Backing up Cloudera AI Workbenches
Cloudera AI makes it easy to create machine learning projects, jobs, experiments, ML models, and applications in workbenches. The data and metadata of these artifacts are stored in different types of storage systems in the cloud .
You can backup an Cloudera AI Workbench, and restore it to a new workbench later. The backup preserves all files, models, applications and other assets in the workbench (files are not backed up by Cloudera AI automatically for external NFS-based workbenches). All workbench backups can be viewed in the Workbench Backup Catalog UI.
The Backup and Restore feature gives you the ability to backup all of your data (except files in external NFS-backed workbenches) to protect your machine learning artifacts against disasters. If your Cloudera AI Workbench is backed up, this feature lets you restore the saved data into a new Cloudera AI Workbench so that you can recover your Cloudera AI artifacts as they were saved in the desired backup. The Backup and Restore feature gives the administrator the ability to take “on-demand” backups of Cloudera AI Workbenches. Core services running in the workbench are shut down during the backup process to ensure consistency in the backup data. It is recommended that backups are taken during off-peak hours to minimize user impacts.

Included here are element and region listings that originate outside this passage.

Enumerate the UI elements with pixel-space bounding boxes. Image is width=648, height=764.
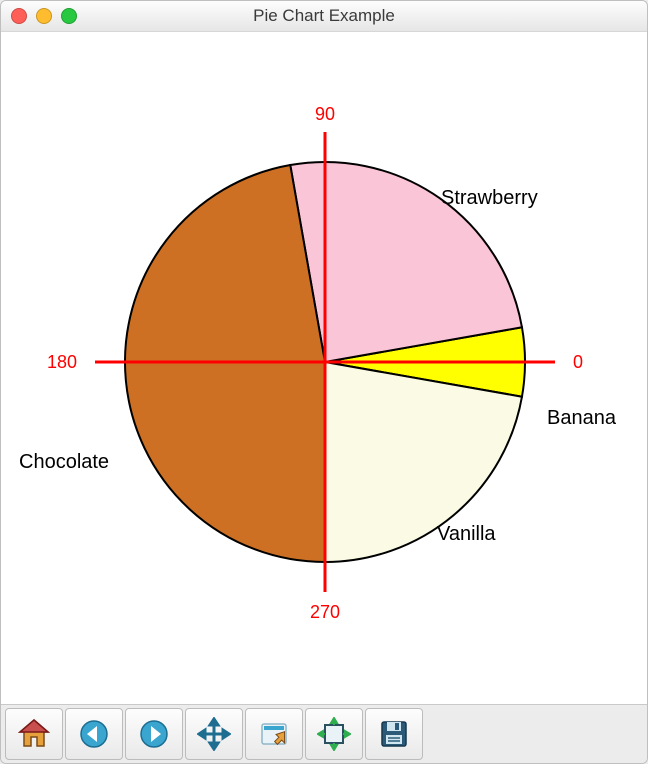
window-controls [11, 8, 77, 24]
axis-label: 270 [310, 602, 340, 622]
zoom-rect-button[interactable] [305, 708, 363, 760]
titlebar: Pie Chart Example [1, 1, 647, 32]
chart-canvas: 0 90 180 270 Banana Strawberry Chocolate Vanill… [1, 31, 647, 705]
subplot-config-button[interactable] [245, 708, 303, 760]
pan-button[interactable] [185, 708, 243, 760]
save-button[interactable] [365, 708, 423, 760]
app-window: Pie Chart Example 0 90 180 270 Banana Strawbe… [0, 0, 648, 764]
save-icon [377, 717, 411, 751]
pie-slice-label: Vanilla [437, 523, 496, 545]
forward-icon [137, 717, 171, 751]
home-button[interactable] [5, 708, 63, 760]
zoom-rect-icon [317, 717, 351, 751]
back-button[interactable] [65, 708, 123, 760]
axis-label: 0 [573, 352, 583, 372]
minimize-window-button[interactable] [36, 8, 52, 24]
back-icon [77, 717, 111, 751]
axis-label: 90 [315, 104, 335, 124]
pie-slice-label: Banana [547, 407, 617, 429]
pie-slice-label: Strawberry [441, 187, 538, 209]
home-icon [17, 717, 51, 751]
forward-button[interactable] [125, 708, 183, 760]
matplotlib-toolbar [1, 704, 647, 763]
pan-icon [197, 717, 231, 751]
axis-label: 180 [47, 352, 77, 372]
window-title: Pie Chart Example [1, 6, 647, 26]
pie-chart-svg: 0 90 180 270 Banana Strawberry Chocolate Vanill… [1, 32, 648, 708]
zoom-window-button[interactable] [61, 8, 77, 24]
pie-slice [125, 165, 325, 562]
subplot-config-icon [257, 717, 291, 751]
pie-slice-label: Chocolate [19, 451, 109, 473]
close-window-button[interactable] [11, 8, 27, 24]
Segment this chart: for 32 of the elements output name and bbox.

The time required to complete backing up a workbench depends on the amount of data to copy. The backup process copies data from both EBS volumes and EFS. In general, the time taken to backup EFS is more significant than for EBS. Due to the incremental nature of backups, the first backup always takes the longest amount of time. Subsequent backups should complete faster as they are built on top of the initial backup copy. For this reason, we recommend that Cloudera AI Workbenches be backed up regularly.

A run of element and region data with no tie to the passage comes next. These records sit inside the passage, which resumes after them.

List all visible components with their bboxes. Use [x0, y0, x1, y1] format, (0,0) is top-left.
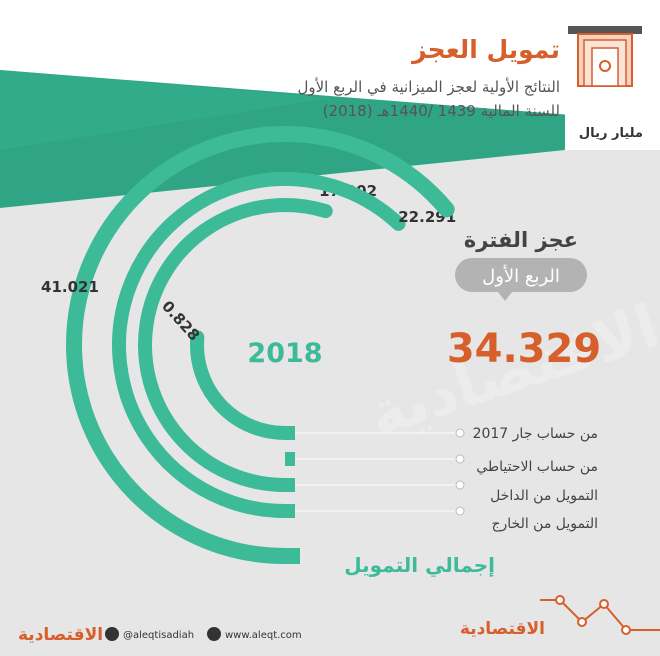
- chart-center-label: 2018: [247, 338, 322, 369]
- header-panel: [0, 0, 660, 122]
- deficit-label: عجز الفترة: [464, 228, 578, 252]
- globe-icon: [207, 627, 221, 641]
- twitter-icon: [105, 627, 119, 641]
- bar-arc-0: [190, 330, 292, 440]
- website-link: www.aleqt.com: [225, 630, 302, 641]
- deficit-value: 34.329: [447, 326, 601, 372]
- total-bar-arc: [66, 126, 455, 564]
- legend-dot-3: [455, 506, 465, 516]
- unit-box: [565, 112, 660, 150]
- footer-logo: الاقتصادية: [18, 625, 103, 645]
- money-stack-icon: [568, 26, 642, 87]
- legend-dot-1: [455, 454, 465, 464]
- subtitle-line-1: النتائج الأولية لعجز الميزانية في الربع …: [297, 77, 560, 97]
- period-badge-label: الربع الأول: [482, 265, 560, 287]
- footer-brand: الاقتصادية: [460, 619, 545, 639]
- page-title: تمويل العجز: [410, 35, 560, 65]
- period-badge-pointer: [498, 292, 512, 301]
- bar-arc-2: [138, 198, 333, 492]
- twitter-handle: @aleqtisadiah: [123, 630, 194, 641]
- header-band-shade: [0, 70, 330, 150]
- period-badge: [455, 258, 587, 292]
- footer-trend-decoration: [540, 595, 660, 635]
- legend-label-0: من حساب جار 2017: [473, 426, 598, 442]
- legend-label-2: التمويل من الداخل: [490, 488, 598, 504]
- total-funding-label: إجمالي التمويل: [344, 553, 495, 578]
- total-value-label: 41.021: [41, 278, 99, 296]
- legend-label-1: من حساب الاحتياطي: [476, 459, 598, 475]
- legend-dot-2: [455, 480, 465, 490]
- legend-dot-0: [455, 428, 465, 438]
- subtitle-line-2: للسنة المالية 1439 /1440هـ (2018): [323, 102, 560, 120]
- bar-arc-3: [112, 172, 406, 518]
- legend-label-3: التمويل من الخارج: [491, 516, 598, 532]
- unit-label: مليار ريال: [579, 126, 643, 141]
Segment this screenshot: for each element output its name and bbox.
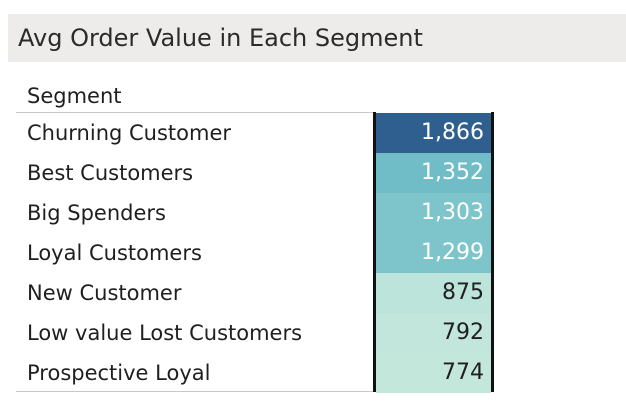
segment-label: New Customer [27, 281, 182, 305]
value-column-right-border [491, 112, 494, 392]
chart-title: Avg Order Value in Each Segment [18, 24, 423, 52]
segment-column-header: Segment [27, 84, 122, 108]
value-label: 1,303 [421, 200, 484, 225]
value-cell: 1,866 [376, 113, 491, 153]
segment-label: Low value Lost Customers [27, 321, 303, 345]
header-divider [16, 112, 373, 113]
value-label: 1,352 [421, 160, 484, 185]
segment-label: Big Spenders [27, 201, 166, 225]
value-cell: 774 [376, 353, 491, 393]
value-label: 1,299 [421, 240, 484, 265]
value-column-left-border [373, 112, 376, 392]
value-cell: 1,303 [376, 193, 491, 233]
value-cell: 1,299 [376, 233, 491, 273]
segment-label: Churning Customer [27, 121, 232, 145]
chart-title-bar: Avg Order Value in Each Segment [8, 14, 626, 62]
value-label: 792 [442, 320, 484, 345]
value-cell: 792 [376, 313, 491, 353]
table-bottom-divider [16, 391, 373, 392]
value-label: 774 [442, 360, 484, 385]
segment-label: Loyal Customers [27, 241, 202, 265]
value-cell: 1,352 [376, 153, 491, 193]
segment-label: Best Customers [27, 161, 194, 185]
value-cell: 875 [376, 273, 491, 313]
segment-label: Prospective Loyal [27, 361, 211, 385]
value-label: 1,866 [421, 120, 484, 145]
value-label: 875 [442, 280, 484, 305]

The time to backup EFS is highly dependent on the amount of data, and on the nature and number of files. It is also affected by available bandwidth in the AWS cloud backend. We have seen first-time backup of a 600 GB EFS file system taking around 10 hours. If you have much more than 600 GB on your EFS file system, the default backup timeout of 12 hours may not be long enough. In such cases, we recommend you take your first backup with a lower timeout, such as 2 hours. The Cloudera AI Control Plane may abort the backup due to the timeout expiry. However, the Control Plane does not cancel the underlying backup jobs. You can monitor these backup jobs on the AWS Backup console, and if all eventually complete successfully, you can initiate the backup operation again from the Cloudera AI Control Plane. This should complete in a relatively shorter time, and you will have a good backup copy to restore from if necessary.
There is currently no restriction on the number of backups one can take, and the backup snapshots are retained indefinitely in the backup service vault of the underlying cloud platform . Cloudera AI Workbench backup details are stored in the Workbench Backup Catalog UI in the Cloudera AI control plane, and these entries may be listed, viewed, deleted or restored as desired.

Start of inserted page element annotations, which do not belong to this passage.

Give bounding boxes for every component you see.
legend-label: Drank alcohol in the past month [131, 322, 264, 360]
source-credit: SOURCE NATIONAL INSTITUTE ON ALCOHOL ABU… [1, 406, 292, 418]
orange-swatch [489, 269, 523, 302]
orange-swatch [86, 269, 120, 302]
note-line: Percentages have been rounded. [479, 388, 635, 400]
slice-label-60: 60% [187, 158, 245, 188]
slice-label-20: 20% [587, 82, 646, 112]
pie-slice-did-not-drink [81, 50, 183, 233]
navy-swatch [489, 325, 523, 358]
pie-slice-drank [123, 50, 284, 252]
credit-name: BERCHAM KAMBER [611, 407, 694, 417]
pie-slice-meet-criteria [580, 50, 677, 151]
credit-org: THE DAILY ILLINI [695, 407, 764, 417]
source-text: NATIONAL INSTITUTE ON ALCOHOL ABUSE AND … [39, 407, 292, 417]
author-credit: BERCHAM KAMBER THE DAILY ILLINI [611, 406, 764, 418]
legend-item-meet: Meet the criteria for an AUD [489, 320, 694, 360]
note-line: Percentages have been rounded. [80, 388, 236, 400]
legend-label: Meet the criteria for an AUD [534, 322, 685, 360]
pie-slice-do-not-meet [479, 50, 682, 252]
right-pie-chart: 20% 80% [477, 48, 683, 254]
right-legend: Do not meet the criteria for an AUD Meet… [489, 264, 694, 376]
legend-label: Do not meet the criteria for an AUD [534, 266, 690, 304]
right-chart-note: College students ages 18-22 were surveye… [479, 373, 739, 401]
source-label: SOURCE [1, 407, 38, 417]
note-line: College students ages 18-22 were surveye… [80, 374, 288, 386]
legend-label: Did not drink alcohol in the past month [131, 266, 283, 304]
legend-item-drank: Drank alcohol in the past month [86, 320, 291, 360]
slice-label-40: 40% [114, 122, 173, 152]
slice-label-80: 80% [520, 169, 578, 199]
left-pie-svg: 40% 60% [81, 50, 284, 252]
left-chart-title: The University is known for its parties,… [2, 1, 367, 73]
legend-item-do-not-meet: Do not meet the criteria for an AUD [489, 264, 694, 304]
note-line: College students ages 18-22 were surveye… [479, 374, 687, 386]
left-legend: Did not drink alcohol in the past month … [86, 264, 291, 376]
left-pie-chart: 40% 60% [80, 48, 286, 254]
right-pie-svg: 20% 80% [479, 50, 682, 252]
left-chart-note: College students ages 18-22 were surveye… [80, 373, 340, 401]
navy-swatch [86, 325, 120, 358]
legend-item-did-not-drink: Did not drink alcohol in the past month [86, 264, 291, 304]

Restoring a backup creates a new Cloudera AI Workbench wherein the restored data is automatically imported. All the projects, jobs, applications, etc., that were in existence during the backup are automatically available in the new workbench. Restoring a Cloudera AI backup provisions a new cluster, and then launches restore jobs to create storage volumes from the backup snapshots. The restore process takes longer than a regular workbench provisioning operation due to the extra work in copying data from backup to the new storage volumes. While backups are incremental, restores are always full-copy restores. The time to restore is dominated by EFS restoration, which takes at least as long as the time to backup the file system. The restored workbench is always created with the latest Cloudera AI software version, which may be different from the Cloudera AI version of the original workbench that was backed up.